Deborah, in her own words, “hit Manhattan” and dyed her mousy brown hair blonde when she was 20. Then followed 10 years in New York hustling to get recognition for her band. In between trying to make it big with her music and playing some of New York’s more avant garde clubs, Deborah was a Playboy Bunny Girl and a waitress. She was also one of pop artist Andy Warhol’s coterie.
“It helped being a cute little blonde,” she was reported as saying. “And the scene then was really fun. But you had to fight to get your head above water.”
When Deborah and Blondie finally did start making hit records, they had four good years before they split in 1982. It had been fun while it lasted. But none of Blondie – original keyboard player Jimmy Destri and Drummer Clem Burke who are back in the reformed band, or Frank Infante and Nigel Harrison who have gone their separate ways – made a lot of money. Or rather, what they DID make went on wild living and is gone.

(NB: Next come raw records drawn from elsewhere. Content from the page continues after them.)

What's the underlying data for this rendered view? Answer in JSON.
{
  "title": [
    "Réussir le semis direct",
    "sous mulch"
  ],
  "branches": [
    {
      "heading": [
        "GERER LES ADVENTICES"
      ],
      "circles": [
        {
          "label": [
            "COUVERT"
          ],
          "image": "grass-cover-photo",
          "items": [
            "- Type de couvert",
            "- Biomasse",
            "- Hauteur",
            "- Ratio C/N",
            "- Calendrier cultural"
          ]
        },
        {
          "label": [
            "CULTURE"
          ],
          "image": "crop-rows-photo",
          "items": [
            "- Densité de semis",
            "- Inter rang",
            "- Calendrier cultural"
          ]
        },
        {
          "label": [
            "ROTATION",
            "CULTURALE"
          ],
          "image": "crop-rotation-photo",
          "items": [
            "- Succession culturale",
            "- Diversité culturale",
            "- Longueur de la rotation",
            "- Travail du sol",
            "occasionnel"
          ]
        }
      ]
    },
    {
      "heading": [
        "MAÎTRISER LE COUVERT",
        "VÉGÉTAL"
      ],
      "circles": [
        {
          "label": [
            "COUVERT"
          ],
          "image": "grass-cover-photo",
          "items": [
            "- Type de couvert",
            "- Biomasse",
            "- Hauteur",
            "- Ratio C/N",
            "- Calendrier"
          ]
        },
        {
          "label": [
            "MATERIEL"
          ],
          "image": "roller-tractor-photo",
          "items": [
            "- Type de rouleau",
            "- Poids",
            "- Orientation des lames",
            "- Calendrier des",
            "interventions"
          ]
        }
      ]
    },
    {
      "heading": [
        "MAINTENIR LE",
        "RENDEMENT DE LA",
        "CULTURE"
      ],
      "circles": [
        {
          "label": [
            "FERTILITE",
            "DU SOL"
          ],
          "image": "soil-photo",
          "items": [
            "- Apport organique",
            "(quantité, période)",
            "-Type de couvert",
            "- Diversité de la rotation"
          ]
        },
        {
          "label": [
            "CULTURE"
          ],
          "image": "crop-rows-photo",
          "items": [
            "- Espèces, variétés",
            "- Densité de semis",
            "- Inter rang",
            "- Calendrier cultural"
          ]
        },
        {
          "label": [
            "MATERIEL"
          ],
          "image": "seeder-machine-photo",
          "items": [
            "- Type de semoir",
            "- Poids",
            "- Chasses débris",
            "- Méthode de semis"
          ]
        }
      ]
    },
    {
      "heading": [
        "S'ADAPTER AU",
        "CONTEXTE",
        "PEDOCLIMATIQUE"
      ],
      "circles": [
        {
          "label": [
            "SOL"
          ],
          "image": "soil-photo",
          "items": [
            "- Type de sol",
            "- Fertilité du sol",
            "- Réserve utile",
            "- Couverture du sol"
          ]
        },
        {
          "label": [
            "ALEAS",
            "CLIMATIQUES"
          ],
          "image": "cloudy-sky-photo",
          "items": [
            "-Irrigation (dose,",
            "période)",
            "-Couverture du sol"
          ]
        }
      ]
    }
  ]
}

She would have loved to have a mansion in South Beach or even Morocco. “But perhaps it’s not just in my personality to have such things. All I ever really wanted was to be an artiste. And being a star is really not worth it to me,” she has said.
Deborah is resigned to the extra weight that comes with those extra years. “Actually, I always felt I could sing better when there was more meat on me! Because I was very thin at one time, I made headlines with photographs when I put on any weight at all.
“I do aerobics when I’m not working. And I’m not afraid of old age. Not with all the advances in plastic surgery! I guess when I was first with Blondie, I wanted to inject some filmstar glamour into the music scene.
“But, do you know, when it comes down to it, it’s just all hard work. There isn’t such a thing as glamour.”
Blondie’s November tour dates include: Nov 7, Wembley Arena; 9, Cardiff; 10, Bournemouth; 12, Manchester; 13, London Arena; 14, Brighton; 16, Newcastle; 17, Aberdeen; 19-20, Dublin; 21, Belgium; 23, Birmingham; 25, Sheffield and 26, Glasgow.